A litigância predatória, caracterizada pela propositura massiva de ações com teses genéricas e desprovidas de particularidades do caso concreto, representa um sério desafio à eficiência e à credibilidade do Poder Judiciário. Em resposta a essa realidade, o Conselho Nacional de Justiça (CNJ), por meio da Recomendação nº 127, e este Egrégio Tribunal de Justiça do Piauí, com a edição da Nota Técnica nº 06/2023 do Centro de Inteligência da Justiça Estadual do Piauí (CIJEPI), têm orientado os magistrados sobre a adoção de diligências cautelares diante de indícios de tal prática.
A Súmula nº 33 do TJPI, inclusive, consolidou esse entendimento: Súmula nº 33 – TJPI
"Em caso de fundada suspeita de demanda repetitiva ou predatória, é legítima a exigência dos documentos recomendados pelas Notas Técnicas do Centro de Inteligência da Justiça Estadual Piauiense, com base no artigo 321 do Código de Processo Civil."
No caso em tela, o Juízo de primeiro grau, ao identificar a natureza da demanda e a suspeita de litigância predatória, agiu em conformidade com as orientações deste Tribunal e com seu poder-dever de cautela. A exigência dos extratos bancários da conta da parte autora não se trata de um mero formalismo, mas de uma medida essencial para verificar a plausibilidade da alegação de fraude e a inexistência de contratação, bem como para apurar se o valor do empréstimo foi efetivamente creditado na conta do consumidor. Essa prova é fundamental para a instrução do processo e para evitar que o Poder Judiciário seja utilizado para fins indevidos.
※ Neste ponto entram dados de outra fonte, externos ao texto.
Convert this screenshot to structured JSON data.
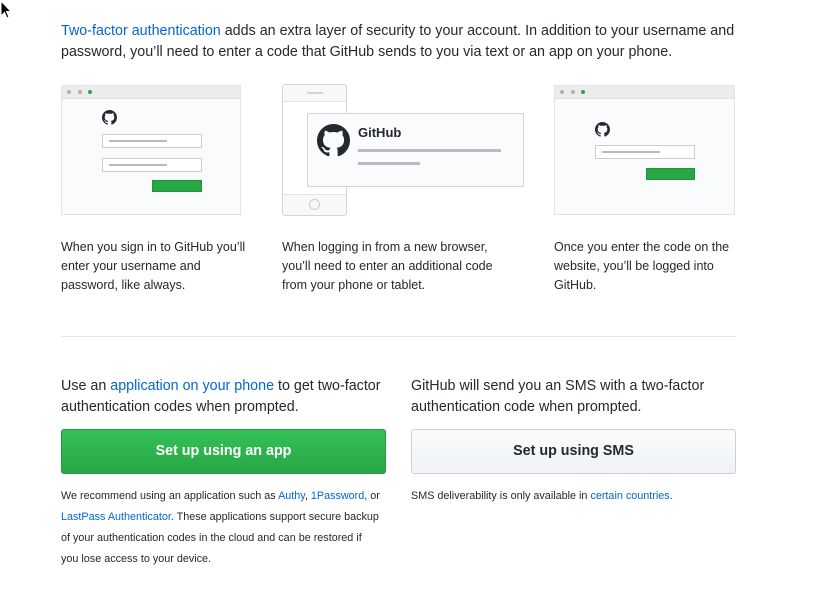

Da Não Exclusão do Dever de Cooperação pela Hipossuficiência ou Inversão do Ônus da Prova
O Apelante argumenta que a exigência dos extratos bancários não seria condição da ação, especialmente em casos de inversão do ônus da prova, citando as Súmulas 18 e 26 do TJPI. Contudo, tal argumento não prospera no contexto da decisão de saneamento e extinção do processo.
Embora o Código de Defesa do Consumidor preveja a inversão do ônus da prova em favor do consumidor hipossuficiente (Art. 6º, VIII), tal instituto não dispensa a parte autora de apresentar um mínimo de prova de suas alegações. A hipossuficiência não se confunde com a ausência total de diligência ou com a impossibilidade de acesso a documentos básicos que comprovem a verossimilhança dos fatos narrados. Bancos e instituições financeiras, em regra, fornecem extratos aos seus clientes, e a dificuldade alegada não se mostra razoável para justificar o descumprimento de uma ordem judicial tão relevante para a elucidação dos fatos.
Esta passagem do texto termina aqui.